La révélation du festival

Melody Gardot. Son premier album est bien bon, mais il ne donne qu'un aperçu du talent fou de cette chanteuse de 23 ans. Même dans une ambiance feutrée, elle a plus de charisme que n'en aura jamais Norah Jones, si bonne soit-elle.

La fausse bonne idée

La formule Hommage à... Une douzaine de chanteurs qui défilent et poussent une chanson empruntée à l'artiste «hommagé», avec des enchaînements boiteux sinon inexistants qui tuent toute forme d'ambiance. Dans une salle, passe toujours, mais en pleine rue Sainte-Catherine, devant des dizaines de milliers de personnes? Cela dit, l'hommage à Cohen était réussi, pas mal plus en tout cas que celui à Paul Simon deux ans plus tôt, mais de grâce, pensez-y deux fois avant de répéter l'expérience.

La meilleure blague du festival

Cohen, toujours: «La dernière fois que je suis monté sur scène, j'avais 60 ans. Je n'étais qu'un enfant avec des rêves fous.»

Un artiste à réinviter l'an prochain

Melody Gardot, qui d'autre? On se souhaite de pouvoir la voir dans une salle plus intimiste que Wilfrid-Pelletier.

En résumé

À l'exception du concert de Melody Gardot, de l'hommage en plein air à Cohen et d'une heure avec le pianiste Brad Mehldau dans l'intimité du Gesù, j'ai passé la semaine à la salle Wilfrid-Pelletier, avec les stars consacrées, en périphérie du «vrai jazz». Comme d'autres, je présume, j'ai éprouvé un malaise quand Al Green faisait tout sauf chanter, quand toutes sortes de sons bizarres sont sortis de la clarinette de Woody Allen pendant la première pièce de son concert, quand Donald Fagen, de Steely Dan, a demandé au public, captivé certes, mais pas délirant, s'il était toujours là, ou quand la voix d'Aretha Franklin n'avait ni la puissance, ni l'autorité de sa légende pendant Chain of Fools et Respect.
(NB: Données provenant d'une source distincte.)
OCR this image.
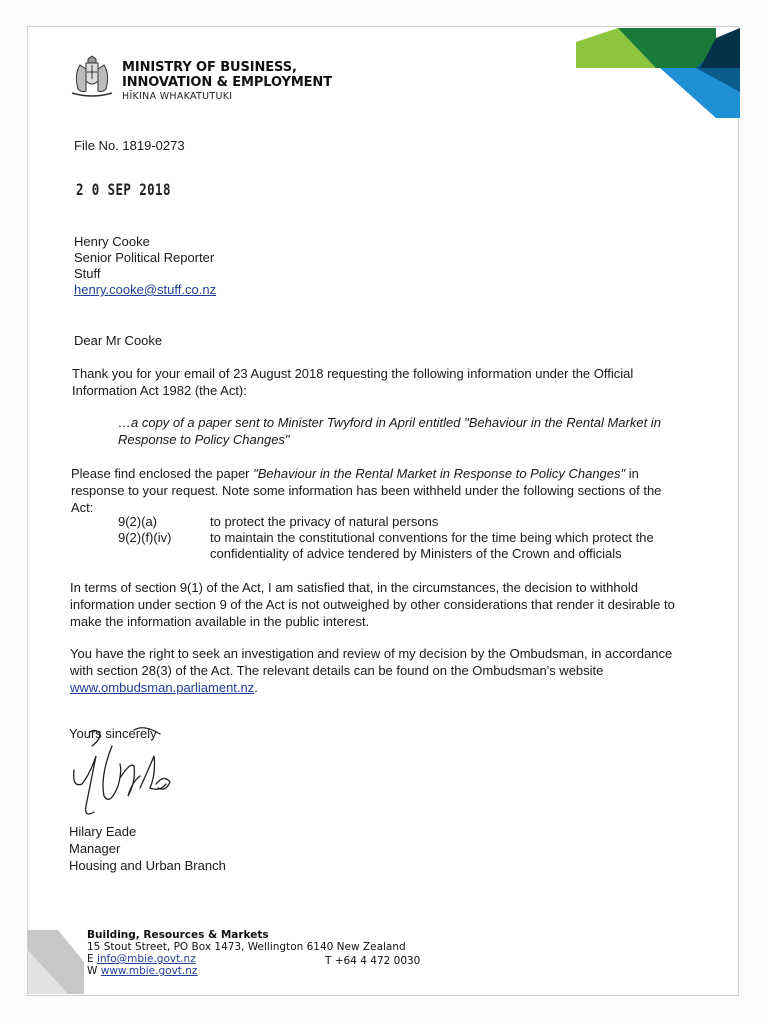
MINISTRY OF BUSINESS,
INNOVATION & EMPLOYMENT
HĪKINA WHAKATUTUKI
File No. 1819-0273
2 0 SEP 2018
Henry Cooke
Senior Political Reporter
Stuff
henry.cooke@stuff.co.nz
Dear Mr Cooke
Thank you for your email of 23 August 2018 requesting the following information under the Official Information Act 1982 (the Act):
…a copy of a paper sent to Minister Twyford in April entitled "Behaviour in the Rental Market in Response to Policy Changes"
Please find enclosed the paper "Behaviour in the Rental Market in Response to Policy Changes" in response to your request. Note some information has been withheld under the following sections of the Act:
9(2)(a)	to protect the privacy of natural persons
9(2)(f)(iv)	to maintain the constitutional conventions for the time being which protect the confidentiality of advice tendered by Ministers of the Crown and officials
In terms of section 9(1) of the Act, I am satisfied that, in the circumstances, the decision to withhold information under section 9 of the Act is not outweighed by other considerations that render it desirable to make the information available in the public interest.
You have the right to seek an investigation and review of my decision by the Ombudsman, in accordance with section 28(3) of the Act. The relevant details can be found on the Ombudsman's website www.ombudsman.parliament.nz.
Yours sincerely
Hilary Eade
Manager
Housing and Urban Branch
Building, Resources & Markets
15 Stout Street, PO Box 1473, Wellington 6140 New Zealand
E info@mbie.govt.nz
W www.mbie.govt.nz
T +64 4 472 0030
Mais ces artistes sont tous retombés sur leurs pattes et ces moments de vulnérabilité, de maladresse, nous les ont fait apprécier davantage. Comme le dirait James Taylor, c'est ça, la beauté du spectacle, art vivant par excellence.

Le bilan de Philippe Renaud

Les deux meilleures minutes du festival

Le vendredi 27 juin, au Gesù transformé en laboratoire par le pianiste Brad Mehldau, un petit moment de grâce alors que, à la fin de cette performance solo exploratoire, il interprète God Only Knows, chef-d'oeuvre de Brian Wilson et des Beach Boys. Fan de Mehldau et du travail de Wilson, cette reprise inattendue - on connaissait bien ses relectures de Radiohead et ses habiles versions de standards comme ce My Favorite Things de Rodgers & Hammerstein - a été le clou de cette performance exigeante et épatante. Mais on triche: il ne s'agissait pas des deux meilleures minutes du festival, plutôt des presque 15 minutes de cette version inspirée et, on s'en doute, radicalement différente.

Les deux pires minutes du festival

Après une quarantaine de minutes à embraser l'impressionnante foule, le groupe Bran Van 3000 amorce sa dernière envolée disco-house, surveillé de loin par cette immense boule disco qui surplombe la scène. Stéphane Moraille s'amène pour embrayer la soirée à la cinquième vitesse sur un morceau qui mettra en valeur sa puissante et chaleureuse voix et puis... rien. Problème de micro, qui dure près d'une minute, au cours de laquelle la chanteuse articule sans que sa voix porte. Une minute qui a duré une éternité.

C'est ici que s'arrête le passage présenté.